When Glaxo Wellcome and SmithKline Beecham, two U.K.-based pharmaceutical giants, joined forces in December 2000 to become GlaxoSmithKline (GSK), it was Roger Emerson’s job to stitch the two treasuries together. But that was easier said than done, says the head of tax and treasury at the newly merged £18 billion ($27 billion) company.
The greatest challenge, notes Emerson, was trying to set up common systems. Another important issue, however, was deciding how to structure treasury so that it could provide the most efficient service to all 41 countries in which the firm operates. Before the merger, both companies had centralized treasury activities, though they differed in degree. “SmithKline was more advanced,” says Emerson.
His strategy: “to continue and increase the drive to centralize on a global basis.” Why? Centralization, he says, reduces costs and risks.
Although GSK is run out of the United States, its headquarters are in London, and it is there that Emerson put the new global treasury. All internal and external funding and all foreign-exchange (forex) dealing is run with a staff of about 15, including the regional treasury managers for Europe, Asia, and the international region, which covers the Middle East, Africa, and Australia. “We try to keep the business as simple as possible,” says Emerson. “We don’t hedge the foreign-exchange risk arising from trade flows. And we stick [mostly] to U.S. commercial paper for funding.”

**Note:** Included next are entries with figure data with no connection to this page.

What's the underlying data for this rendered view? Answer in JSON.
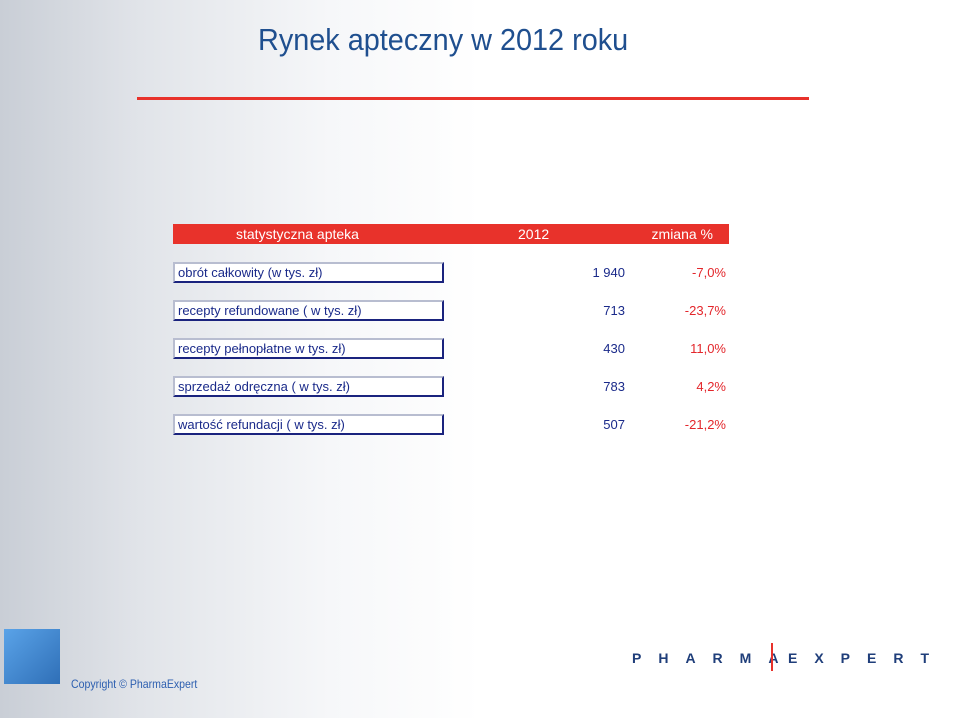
{
  "title": "Rynek apteczny w 2012 roku",
  "colors": {
    "accent": "#e8322b",
    "navy": "#1a2a8a",
    "title": "#1f4f8f"
  },
  "table": {
    "header": {
      "label": "statystyczna apteka",
      "year": "2012",
      "change": "zmiana %"
    },
    "rows": [
      {
        "label": "obrót całkowity (w tys. zł)",
        "value": "1 940",
        "change": "-7,0%"
      },
      {
        "label": "recepty refundowane ( w tys. zł)",
        "value": "713",
        "change": "-23,7%"
      },
      {
        "label": "recepty pełnopłatne w tys. zł)",
        "value": "430",
        "change": "11,0%"
      },
      {
        "label": "sprzedaż odręczna ( w tys. zł)",
        "value": "783",
        "change": "4,2%"
      },
      {
        "label": "wartość refundacji ( w tys. zł)",
        "value": "507",
        "change": "-21,2%"
      }
    ]
  },
  "footer": {
    "copyright": "Copyright © PharmaExpert",
    "brand_left": "PHARMA",
    "brand_right": "EXPERT"
  }
}
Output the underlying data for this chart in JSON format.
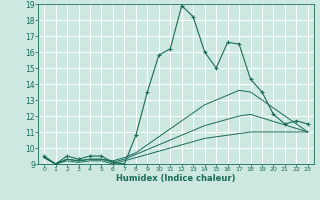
{
  "xlabel": "Humidex (Indice chaleur)",
  "bg_color": "#cde8e0",
  "line_color": "#1a6b5a",
  "grid_color": "#b8ddd5",
  "xlim": [
    -0.5,
    23.5
  ],
  "ylim": [
    9,
    19
  ],
  "yticks": [
    9,
    10,
    11,
    12,
    13,
    14,
    15,
    16,
    17,
    18,
    19
  ],
  "xticks": [
    0,
    1,
    2,
    3,
    4,
    5,
    6,
    7,
    8,
    9,
    10,
    11,
    12,
    13,
    14,
    15,
    16,
    17,
    18,
    19,
    20,
    21,
    22,
    23
  ],
  "main_curve": {
    "x": [
      0,
      1,
      2,
      3,
      4,
      5,
      6,
      7,
      8,
      9,
      10,
      11,
      12,
      13,
      14,
      15,
      16,
      17,
      18,
      19,
      20,
      21,
      22,
      23
    ],
    "y": [
      9.5,
      9.0,
      9.5,
      9.3,
      9.5,
      9.5,
      9.1,
      9.0,
      10.8,
      13.5,
      15.8,
      16.2,
      18.9,
      18.2,
      16.0,
      15.0,
      16.6,
      16.5,
      14.3,
      13.5,
      12.1,
      11.5,
      11.7,
      11.5
    ]
  },
  "ref_curves": [
    {
      "x": [
        0,
        1,
        2,
        3,
        4,
        5,
        6,
        7,
        8,
        9,
        10,
        11,
        12,
        13,
        14,
        15,
        16,
        17,
        18,
        23
      ],
      "y": [
        9.4,
        9.0,
        9.3,
        9.2,
        9.3,
        9.3,
        9.2,
        9.4,
        9.7,
        10.2,
        10.7,
        11.2,
        11.7,
        12.2,
        12.7,
        13.0,
        13.3,
        13.6,
        13.5,
        11.0
      ]
    },
    {
      "x": [
        0,
        1,
        2,
        3,
        4,
        5,
        6,
        7,
        8,
        9,
        10,
        11,
        12,
        13,
        14,
        15,
        16,
        17,
        18,
        23
      ],
      "y": [
        9.4,
        9.0,
        9.3,
        9.2,
        9.3,
        9.3,
        9.1,
        9.3,
        9.6,
        9.9,
        10.2,
        10.5,
        10.8,
        11.1,
        11.4,
        11.6,
        11.8,
        12.0,
        12.1,
        11.0
      ]
    },
    {
      "x": [
        0,
        1,
        2,
        3,
        4,
        5,
        6,
        7,
        8,
        9,
        10,
        11,
        12,
        13,
        14,
        15,
        16,
        17,
        18,
        23
      ],
      "y": [
        9.4,
        9.0,
        9.2,
        9.1,
        9.2,
        9.2,
        9.0,
        9.2,
        9.4,
        9.6,
        9.8,
        10.0,
        10.2,
        10.4,
        10.6,
        10.7,
        10.8,
        10.9,
        11.0,
        11.0
      ]
    }
  ]
}
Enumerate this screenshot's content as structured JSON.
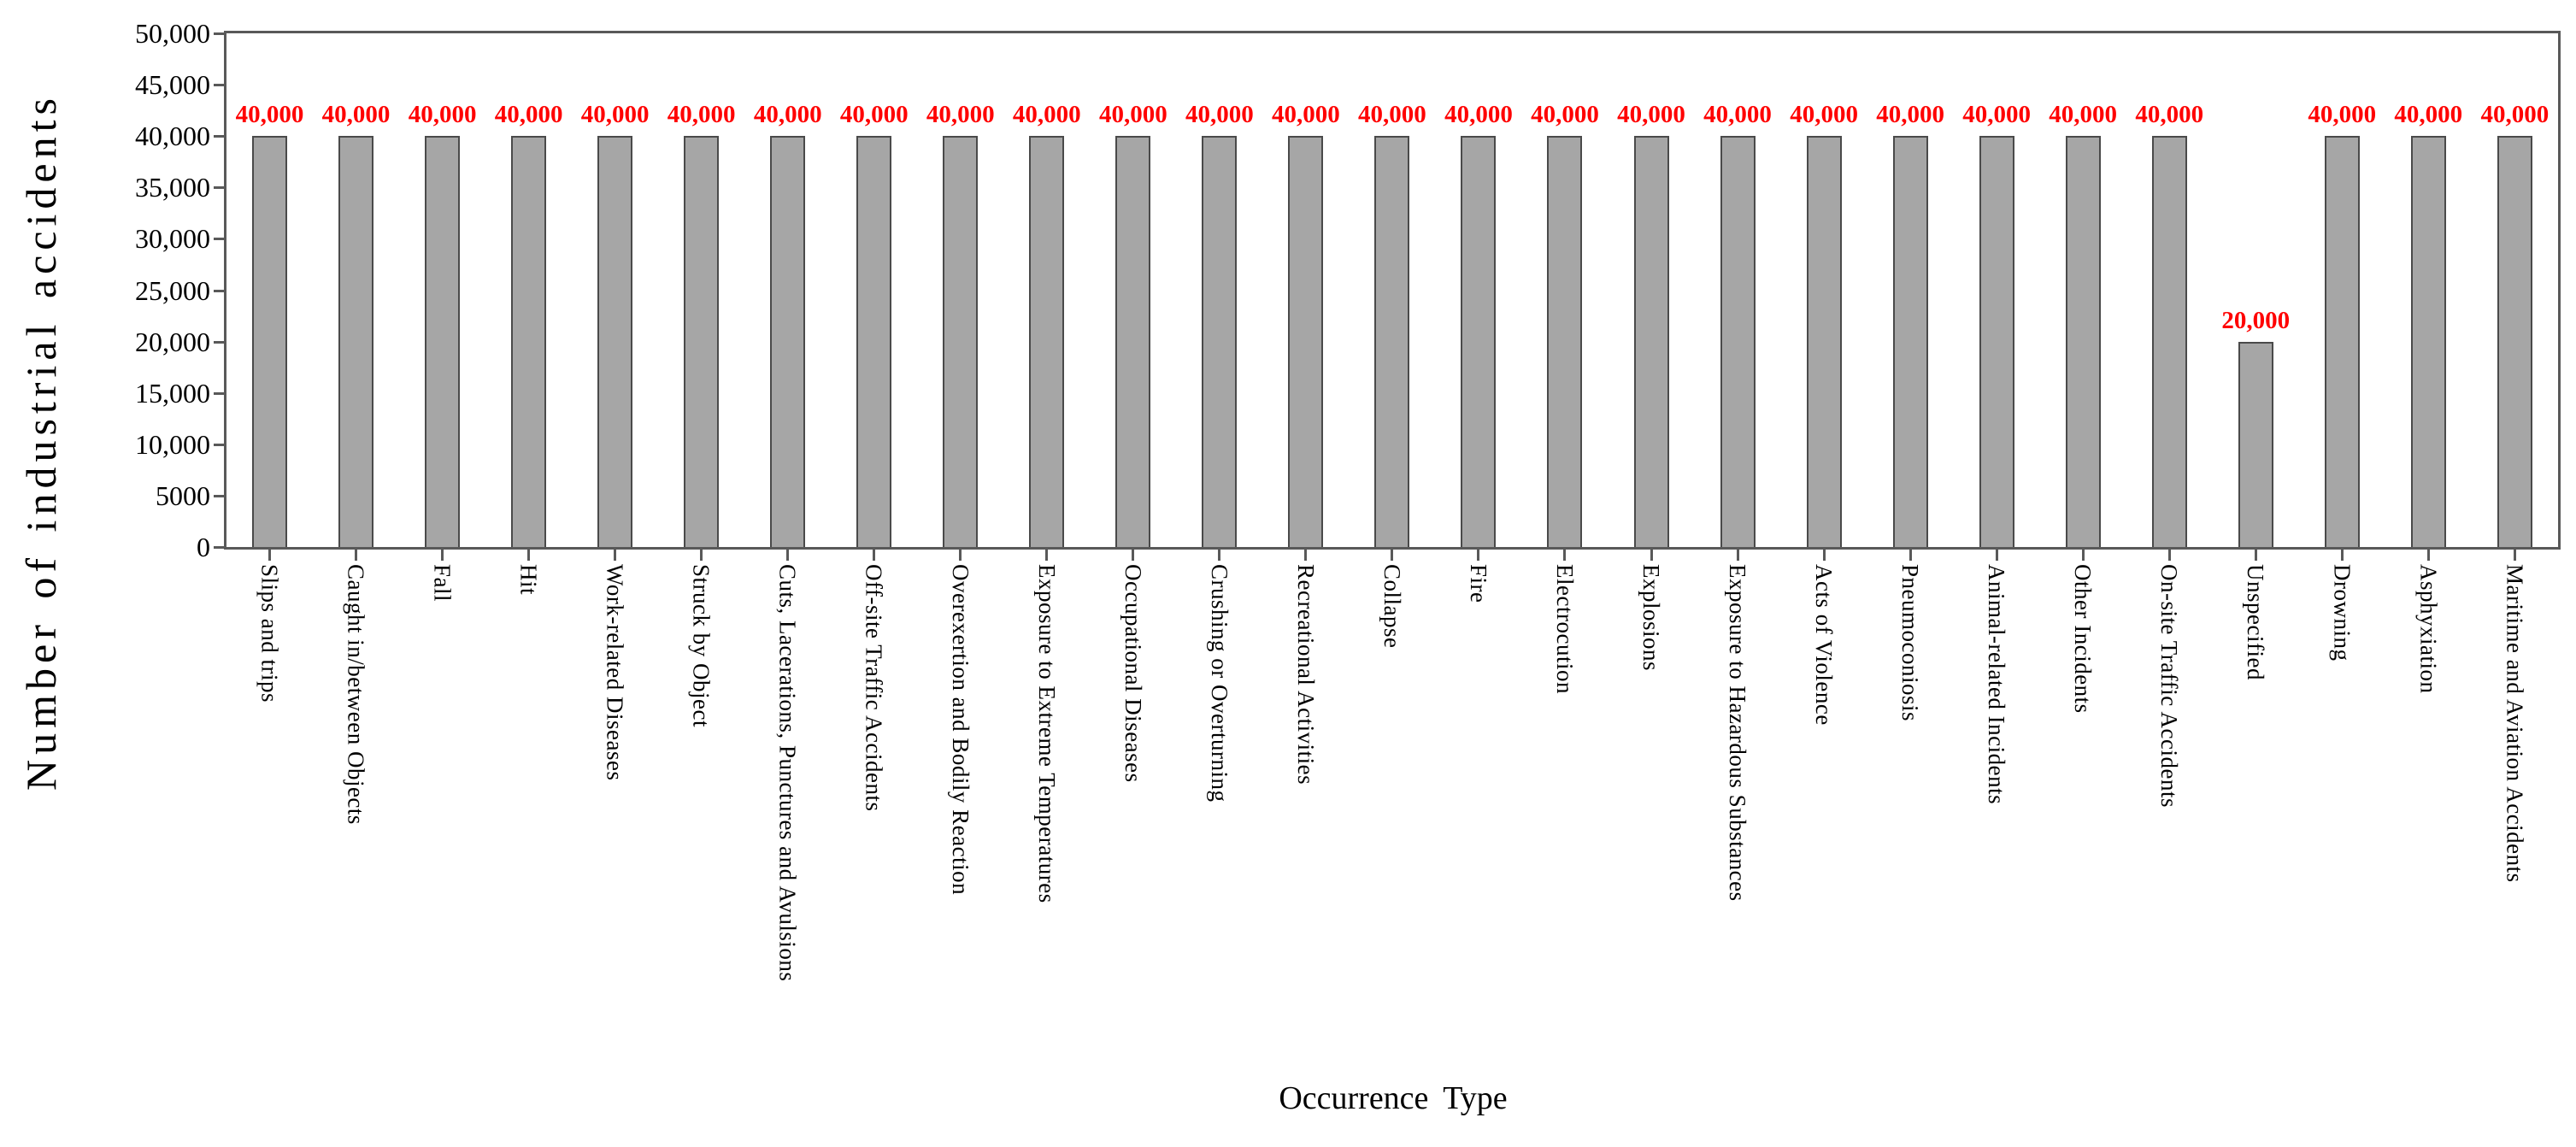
{
  "page": {
    "background": "#FFFFFF"
  },
  "chart_data": {
    "type": "bar",
    "title": "",
    "xlabel": "Occurrence Type",
    "ylabel": "Number of industrial accidents",
    "ylim": [
      0,
      50000
    ],
    "ytick_step": 5000,
    "ytick_labels": [
      "0",
      "5000",
      "10,000",
      "15,000",
      "20,000",
      "25,000",
      "30,000",
      "35,000",
      "40,000",
      "45,000",
      "50,000"
    ],
    "grid": "off",
    "legend_position": "none",
    "categories": [
      "Slips and trips",
      "Caught in/between Objects",
      "Fall",
      "Hit",
      "Work-related Diseases",
      "Struck by Object",
      "Cuts, Lacerations, Punctures and Avulsions",
      "Off-site Traffic Accidents",
      "Overexertion and Bodily Reaction",
      "Exposure to Extreme Temperatures",
      "Occupational Diseases",
      "Crushing or Overturning",
      "Recreational Activities",
      "Collapse",
      "Fire",
      "Electrocution",
      "Explosions",
      "Exposure to Hazardous Substances",
      "Acts of Violence",
      "Pneumoconiosis",
      "Animal-related Incidents",
      "Other Incidents",
      "On-site Traffic Accidents",
      "Unspecified",
      "Drowning",
      "Asphyxiation",
      "Maritime and Aviation Accidents"
    ],
    "values": [
      40000,
      40000,
      40000,
      40000,
      40000,
      40000,
      40000,
      40000,
      40000,
      40000,
      40000,
      40000,
      40000,
      40000,
      40000,
      40000,
      40000,
      40000,
      40000,
      40000,
      40000,
      40000,
      40000,
      20000,
      40000,
      40000,
      40000
    ],
    "bar_labels": [
      "40,000",
      "40,000",
      "40,000",
      "40,000",
      "40,000",
      "40,000",
      "40,000",
      "40,000",
      "40,000",
      "40,000",
      "40,000",
      "40,000",
      "40,000",
      "40,000",
      "40,000",
      "40,000",
      "40,000",
      "40,000",
      "40,000",
      "40,000",
      "40,000",
      "40,000",
      "40,000",
      "20,000",
      "40,000",
      "40,000",
      "40,000"
    ],
    "styles": {
      "bar_fill": "#A6A6A6",
      "bar_border": "#4A4A4A",
      "data_label_color": "#FF0000",
      "axis_color": "#595959",
      "text_color": "#000000"
    }
  }
}
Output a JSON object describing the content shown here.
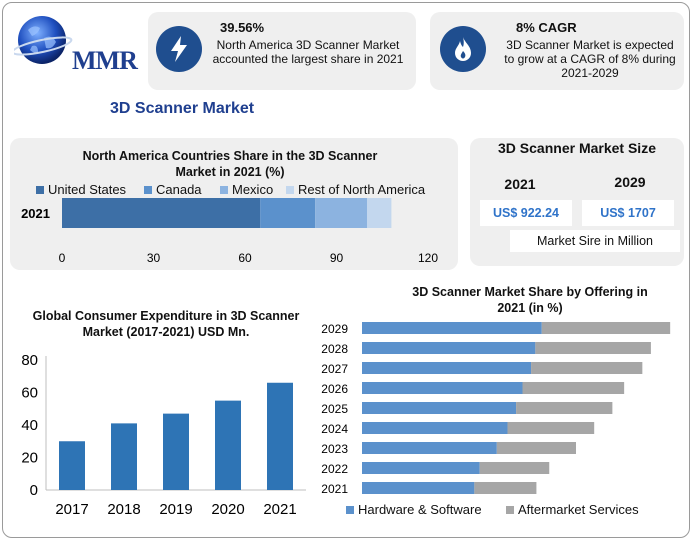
{
  "brand": {
    "logo_text": "MMR"
  },
  "header": {
    "title": "3D Scanner Market",
    "card1": {
      "headline": "39.56%",
      "text": "North America 3D Scanner Market accounted the largest share in 2021",
      "icon": "lightning-icon"
    },
    "card2": {
      "headline": "8% CAGR",
      "text": "3D Scanner Market is expected to grow at a CAGR of 8% during 2021-2029",
      "icon": "flame-icon"
    }
  },
  "market_size": {
    "title": "3D Scanner Market Size",
    "year1": "2021",
    "year2": "2029",
    "value1": "US$ 922.24",
    "value2": "US$ 1707",
    "unit_note": "Market Sire in Million"
  },
  "colors": {
    "dark_blue": "#3d6fa6",
    "mid_blue": "#5b91cc",
    "light_blue": "#8cb3e0",
    "pale_blue": "#c3d7ee",
    "bar_blue": "#2e74b5",
    "grey": "#a6a6a6",
    "card_bg": "#efefef",
    "accent": "#1f4e8f"
  },
  "chart_data": [
    {
      "type": "bar",
      "orientation": "horizontal-stacked",
      "title": "North America Countries Share in the 3D Scanner Market in 2021 (%)",
      "categories": [
        "2021"
      ],
      "series": [
        {
          "name": "United States",
          "values": [
            65
          ]
        },
        {
          "name": "Canada",
          "values": [
            18
          ]
        },
        {
          "name": "Mexico",
          "values": [
            17
          ]
        },
        {
          "name": "Rest of North America",
          "values": [
            8
          ]
        }
      ],
      "xticks": [
        "0",
        "30",
        "60",
        "90",
        "120"
      ],
      "xlim": [
        0,
        120
      ],
      "legend": "top"
    },
    {
      "type": "bar",
      "title": "Global Consumer Expenditure in 3D Scanner Market (2017-2021) USD Mn.",
      "categories": [
        "2017",
        "2018",
        "2019",
        "2020",
        "2021"
      ],
      "values": [
        30,
        41,
        47,
        55,
        66
      ],
      "yticks": [
        "0",
        "20",
        "40",
        "60",
        "80"
      ],
      "ylim": [
        0,
        80
      ]
    },
    {
      "type": "bar",
      "orientation": "horizontal-stacked",
      "title": "3D Scanner Market Share by Offering in 2021 (in %)",
      "categories": [
        "2029",
        "2028",
        "2027",
        "2026",
        "2025",
        "2024",
        "2023",
        "2022",
        "2021"
      ],
      "series": [
        {
          "name": "Hardware & Software",
          "values": [
            168,
            162,
            158,
            150,
            144,
            136,
            126,
            110,
            105
          ]
        },
        {
          "name": "Aftermarket Services",
          "values": [
            120,
            108,
            104,
            95,
            90,
            81,
            74,
            65,
            58
          ]
        }
      ],
      "xlim": [
        0,
        300
      ],
      "legend": "bottom"
    }
  ]
}
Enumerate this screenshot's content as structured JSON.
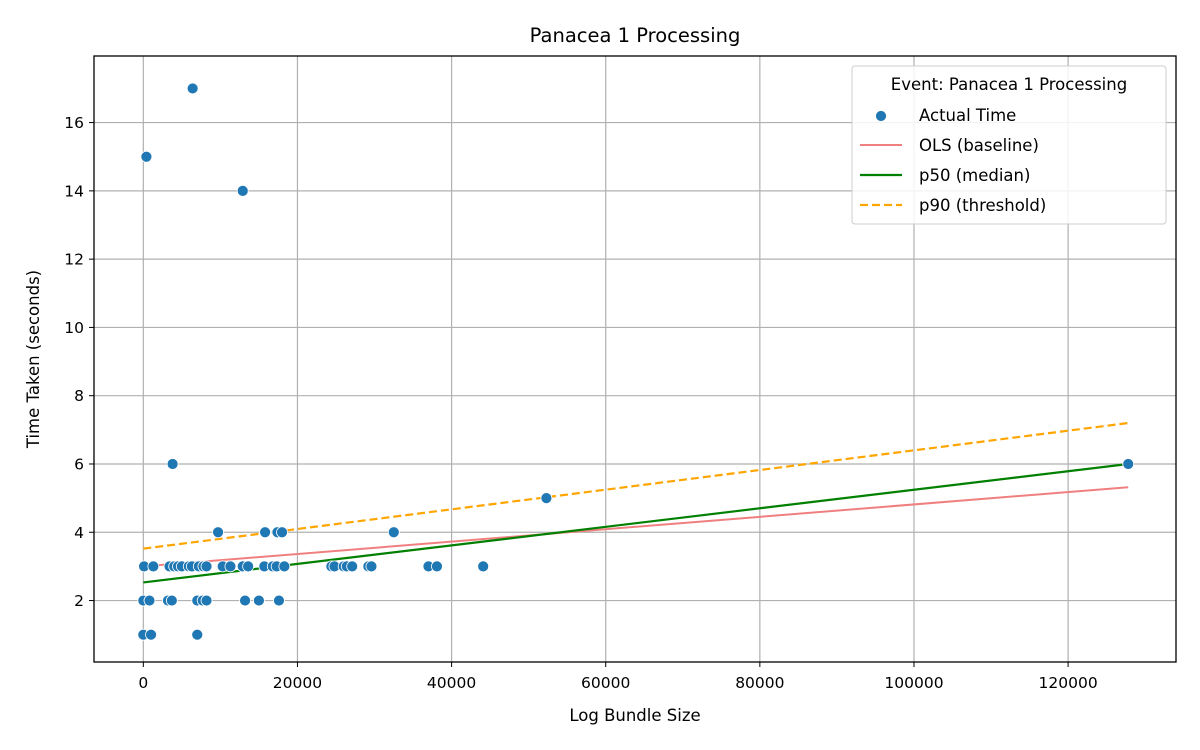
{
  "chart_data": {
    "type": "scatter",
    "title": "Panacea 1 Processing",
    "xlabel": "Log Bundle Size",
    "ylabel": "Time Taken (seconds)",
    "xlim": [
      -6400,
      134000
    ],
    "ylim": [
      0.2,
      17.95
    ],
    "xticks": [
      0,
      20000,
      40000,
      60000,
      80000,
      100000,
      120000
    ],
    "yticks": [
      2,
      4,
      6,
      8,
      10,
      12,
      14,
      16
    ],
    "grid": true,
    "legend": {
      "title": "Event: Panacea 1 Processing",
      "placement": "top-right",
      "entries": [
        "Actual Time",
        "OLS (baseline)",
        "p50 (median)",
        "p90 (threshold)"
      ]
    },
    "colors": {
      "points": "#1f77b4",
      "ols": "#f08080",
      "p50": "#008000",
      "p90": "#ffa500"
    },
    "series": [
      {
        "name": "Actual Time",
        "kind": "points",
        "points": [
          [
            0,
            1
          ],
          [
            1000,
            1
          ],
          [
            7000,
            1
          ],
          [
            0,
            2
          ],
          [
            800,
            2
          ],
          [
            3200,
            2
          ],
          [
            3700,
            2
          ],
          [
            7000,
            2
          ],
          [
            7700,
            2
          ],
          [
            8200,
            2
          ],
          [
            13200,
            2
          ],
          [
            15000,
            2
          ],
          [
            17600,
            2
          ],
          [
            100,
            3
          ],
          [
            1300,
            3
          ],
          [
            3400,
            3
          ],
          [
            4000,
            3
          ],
          [
            4500,
            3
          ],
          [
            5000,
            3
          ],
          [
            5900,
            3
          ],
          [
            6300,
            3
          ],
          [
            7200,
            3
          ],
          [
            7800,
            3
          ],
          [
            8200,
            3
          ],
          [
            10300,
            3
          ],
          [
            11300,
            3
          ],
          [
            12900,
            3
          ],
          [
            13600,
            3
          ],
          [
            15700,
            3
          ],
          [
            16800,
            3
          ],
          [
            17300,
            3
          ],
          [
            18300,
            3
          ],
          [
            24400,
            3
          ],
          [
            24800,
            3
          ],
          [
            26000,
            3
          ],
          [
            26400,
            3
          ],
          [
            27100,
            3
          ],
          [
            29200,
            3
          ],
          [
            29600,
            3
          ],
          [
            37000,
            3
          ],
          [
            38100,
            3
          ],
          [
            44100,
            3
          ],
          [
            9700,
            4
          ],
          [
            15800,
            4
          ],
          [
            17400,
            4
          ],
          [
            18000,
            4
          ],
          [
            32500,
            4
          ],
          [
            52300,
            5
          ],
          [
            3800,
            6
          ],
          [
            127800,
            6
          ],
          [
            12900,
            14
          ],
          [
            400,
            15
          ],
          [
            6400,
            17
          ]
        ]
      },
      {
        "name": "OLS (baseline)",
        "kind": "line",
        "x": [
          0,
          127800
        ],
        "y": [
          3.0,
          5.32
        ]
      },
      {
        "name": "p50 (median)",
        "kind": "line",
        "x": [
          0,
          127800
        ],
        "y": [
          2.53,
          6.0
        ]
      },
      {
        "name": "p90 (threshold)",
        "kind": "dashed-line",
        "x": [
          0,
          127800
        ],
        "y": [
          3.52,
          7.2
        ]
      }
    ]
  }
}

In the United States, a three-person team handles country-specific treasury issues from Philadelphia. Cash management is taken care of by three banks, with a fourth running an overlay concentration account that is managed from London. In Europe, a similar liquidity structure is being set up, using between 8 and 10 local providers, with an overlay bank to concentrate funds.
Asia is more complicated. Although its forex and short-term funding needs are managed in London, local regulations and forex restrictions make it harder to centralize treasury activity there. As a result, cash management is done on a country-by-country basis, with a single bank and local cash pools where possible. In the future, Emerson plans to centralize some of this cash management in Singapore. “But we do not intend to establish a full regional treasury center [RTC] there,” he says.
Like Emerson, treasurers face a thicket of foreign currencies, local banking practices, and complex regulatory and tax regimes when trying to centralize treasury. Managing that complexity globally can be a headache. In the past, many companies with international subsidiaries would simply have kept treasury funds and expertise in-country. Today, however, thanks to such technology as enterprise resource planning systems, better banking software, and the easing of regulations worldwide, the centralization trend is being taken to a higher level–sometimes close to real-time global liquidity.
The optimal composition, however, varies. “There are as many ways to do it as there are companies,” says Susan E. Skerritt, a partner at Treasury Strategies Inc. Consequently, says Tony deCaux, CEO of The Bank Relationship Consultancy Ltd., “the centralization decision is not whether to or not, but rather how much, where, and how, given different local practices.”